The Agnas brothers provide a rhythm section that is anything but background. Mauritz’s double bass grounds the music with a big, woody tone and agile sense of time, moving easily from anchored pulses to singing upper‑register figures and frictional bow work. Nils, on his first recording with Sol Sol, proves a quietly transformative presence: his drumming is light on its feet yet decisive, just as comfortable in open, colouristic playing as in finely detailed, groove‑adjacent patterns that give the music a sense of forward momentum without locking it into rigid meters. Together they give the quartet a rhythmic field that can stretch and contract, allowing pieces to “oscillate” between density and sparseness, inside‑playing and free‑time exploration.

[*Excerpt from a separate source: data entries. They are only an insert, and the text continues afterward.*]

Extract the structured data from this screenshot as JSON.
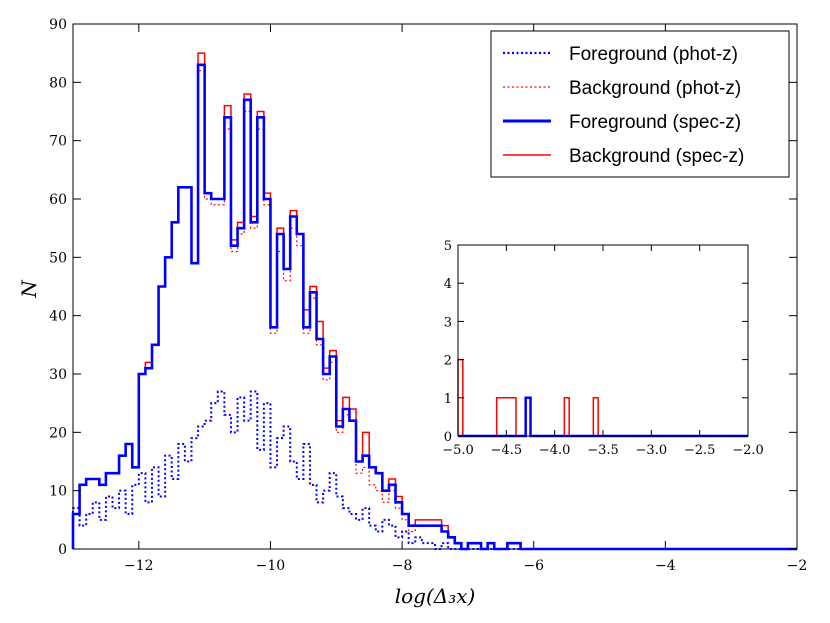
{
  "chart_data": {
    "type": "histogram-step",
    "xlabel": "log(Δ₃x)",
    "ylabel": "N",
    "xlim": [
      -13,
      -2
    ],
    "ylim": [
      0,
      90
    ],
    "xticks": [
      -12,
      -10,
      -8,
      -6,
      -4,
      -2
    ],
    "xtick_labels": [
      "−12",
      "−10",
      "−8",
      "−6",
      "−4",
      "−2"
    ],
    "yticks": [
      0,
      10,
      20,
      30,
      40,
      50,
      60,
      70,
      80,
      90
    ],
    "bin_start": -13,
    "bin_width": 0.1,
    "legend": {
      "placement": "top-right",
      "entries": [
        {
          "label": "Foreground (phot-z)",
          "color": "#0000ff",
          "style": "dotted"
        },
        {
          "label": "Background (phot-z)",
          "color": "#ff0000",
          "style": "dotted"
        },
        {
          "label": "Foreground (spec-z)",
          "color": "#0000ff",
          "style": "solid"
        },
        {
          "label": "Background (spec-z)",
          "color": "#ff0000",
          "style": "solid"
        }
      ]
    },
    "series": [
      {
        "name": "Background (spec-z)",
        "color": "#ff0000",
        "style": "solid",
        "values": [
          6,
          11,
          12,
          12,
          11,
          13,
          13,
          16,
          18,
          14,
          30,
          32,
          35,
          45,
          50,
          56,
          62,
          62,
          49,
          85,
          61,
          60,
          60,
          76,
          53,
          56,
          78,
          57,
          75,
          61,
          38,
          55,
          48,
          58,
          54,
          41,
          45,
          39,
          31,
          34,
          22,
          26,
          24,
          15,
          20,
          14,
          13,
          10,
          12,
          9,
          6,
          4,
          5,
          5,
          5,
          5,
          4,
          2,
          1,
          0,
          1,
          1,
          0,
          1,
          0,
          0,
          1,
          1,
          0,
          0,
          0,
          0,
          0,
          0,
          0,
          0,
          0,
          0,
          0,
          0,
          0,
          0,
          0,
          0,
          0,
          0,
          0,
          0,
          0,
          0,
          0,
          0,
          0,
          0,
          0,
          0,
          0,
          0,
          0,
          0,
          0,
          0,
          0,
          0,
          0,
          0,
          0,
          0,
          0,
          0
        ]
      },
      {
        "name": "Background (phot-z)",
        "color": "#ff0000",
        "style": "dotted",
        "values": [
          6,
          11,
          12,
          12,
          11,
          13,
          13,
          16,
          18,
          14,
          30,
          31,
          35,
          45,
          50,
          56,
          62,
          62,
          49,
          82,
          60,
          59,
          59,
          72,
          51,
          54,
          75,
          55,
          72,
          59,
          37,
          51,
          46,
          55,
          52,
          37,
          43,
          35,
          29,
          32,
          20,
          23,
          22,
          13,
          14,
          11,
          10,
          8,
          10,
          7,
          5,
          3,
          4,
          4,
          4,
          4,
          3,
          2,
          1,
          0,
          1,
          1,
          0,
          1,
          0,
          0,
          1,
          1,
          0,
          0,
          0,
          0,
          0,
          0,
          0,
          0,
          0,
          0,
          0,
          0,
          0,
          0,
          0,
          0,
          0,
          0,
          0,
          0,
          0,
          0,
          0,
          0,
          0,
          0,
          0,
          0,
          0,
          0,
          0,
          0,
          0,
          0,
          0,
          0,
          0,
          0,
          0,
          0,
          0,
          0
        ]
      },
      {
        "name": "Foreground (spec-z)",
        "color": "#0000ff",
        "style": "solid",
        "values": [
          6,
          11,
          12,
          12,
          11,
          13,
          13,
          16,
          18,
          14,
          30,
          31,
          35,
          45,
          50,
          56,
          62,
          62,
          49,
          83,
          61,
          60,
          60,
          74,
          52,
          55,
          77,
          56,
          74,
          60,
          38,
          54,
          48,
          57,
          54,
          38,
          44,
          36,
          30,
          33,
          21,
          24,
          22,
          15,
          16,
          14,
          13,
          10,
          11,
          8,
          6,
          4,
          4,
          4,
          4,
          4,
          3,
          2,
          1,
          0,
          1,
          1,
          0,
          1,
          0,
          0,
          1,
          1,
          0,
          0,
          0,
          0,
          0,
          0,
          0,
          0,
          0,
          0,
          0,
          0,
          0,
          0,
          0,
          0,
          0,
          0,
          0,
          0,
          0,
          0,
          0,
          0,
          0,
          0,
          0,
          0,
          0,
          0,
          0,
          0,
          0,
          0,
          0,
          0,
          0,
          0,
          0,
          0,
          0,
          0
        ]
      },
      {
        "name": "Foreground (phot-z)",
        "color": "#0000ff",
        "style": "dotted",
        "values": [
          7,
          4,
          6,
          8,
          5,
          9,
          7,
          10,
          6,
          11,
          13,
          8,
          14,
          9,
          16,
          12,
          18,
          15,
          19,
          21,
          22,
          25,
          27,
          23,
          20,
          26,
          22,
          27,
          17,
          25,
          14,
          19,
          21,
          15,
          12,
          18,
          11,
          8,
          10,
          13,
          9,
          7,
          6,
          5,
          7,
          4,
          3,
          5,
          4,
          2,
          3,
          1,
          2,
          1,
          1,
          0,
          1,
          0,
          0,
          0,
          0,
          0,
          0,
          0,
          0,
          0,
          0,
          0,
          0,
          0,
          0,
          0,
          0,
          0,
          0,
          0,
          0,
          0,
          0,
          0,
          0,
          0,
          0,
          0,
          0,
          0,
          0,
          0,
          0,
          0,
          0,
          0,
          0,
          0,
          0,
          0,
          0,
          0,
          0,
          0,
          0,
          0,
          0,
          0,
          0,
          0,
          0,
          0,
          0,
          0
        ]
      }
    ],
    "inset": {
      "xlim": [
        -5.0,
        -2.0
      ],
      "ylim": [
        0,
        5
      ],
      "xticks": [
        -5.0,
        -4.5,
        -4.0,
        -3.5,
        -3.0,
        -2.5,
        -2.0
      ],
      "xtick_labels": [
        "−5.0",
        "−4.5",
        "−4.0",
        "−3.5",
        "−3.0",
        "−2.5",
        "−2.0"
      ],
      "yticks": [
        0,
        1,
        2,
        3,
        4,
        5
      ],
      "bin_start": -5.0,
      "bin_width": 0.05,
      "background_values": [
        2,
        0,
        0,
        0,
        0,
        0,
        0,
        0,
        1,
        1,
        1,
        1,
        0,
        0,
        1,
        0,
        0,
        0,
        0,
        0,
        0,
        0,
        1,
        0,
        0,
        0,
        0,
        0,
        1,
        0,
        0,
        0,
        0,
        0,
        0,
        0,
        0,
        0,
        0,
        0,
        0,
        0,
        0,
        0,
        0,
        0,
        0,
        0,
        0,
        0,
        0,
        0,
        0,
        0,
        0,
        0,
        0,
        0,
        0,
        0
      ],
      "foreground_values": [
        0,
        0,
        0,
        0,
        0,
        0,
        0,
        0,
        0,
        0,
        0,
        0,
        0,
        0,
        1,
        0,
        0,
        0,
        0,
        0,
        0,
        0,
        0,
        0,
        0,
        0,
        0,
        0,
        0,
        0,
        0,
        0,
        0,
        0,
        0,
        0,
        0,
        0,
        0,
        0,
        0,
        0,
        0,
        0,
        0,
        0,
        0,
        0,
        0,
        0,
        0,
        0,
        0,
        0,
        0,
        0,
        0,
        0,
        0,
        0
      ]
    }
  }
}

From the shimmering opening seconds of “Prelude” to the lingering resonance of “Postlude,” Oscillations feels less like a mere collection of tunes and more like a single, carefully shaped journey. Themes recur in altered guises; textures ripple forward from one track to the next; the overall emotional trajectory moves from tentative emergence through turbulence and back to a kind of open, luminous calm. Mixed by Niclas Lindström and mastered by Claes “Classe” Persson, the recording preserves both clarity and grain: you can track every interaction, yet the sound never becomes clinical, retaining the warmth and air of four musicians sharing a room.

In a Scandinavian scene rich with strong saxophone‑led ensembles, Oscillations stands out as a statement of intent. It confirms Sol Sol as one of the most vital small groups operating in European free jazz today - a band of equals whose music, to borrow UK Vibe’s phrase, breathes and expands like a living organism. Hearing them on record is absorbing; catching this level of interactive awareness on stage, as multiple reviewers have suggested, would likely be something else again.

Details
Cat. number: SCRLP0025
Year: 2025
Notes:
Recorded January 13th-14th 2025 at Atlantis Metronome, Stockholm. Gatefold sleeve.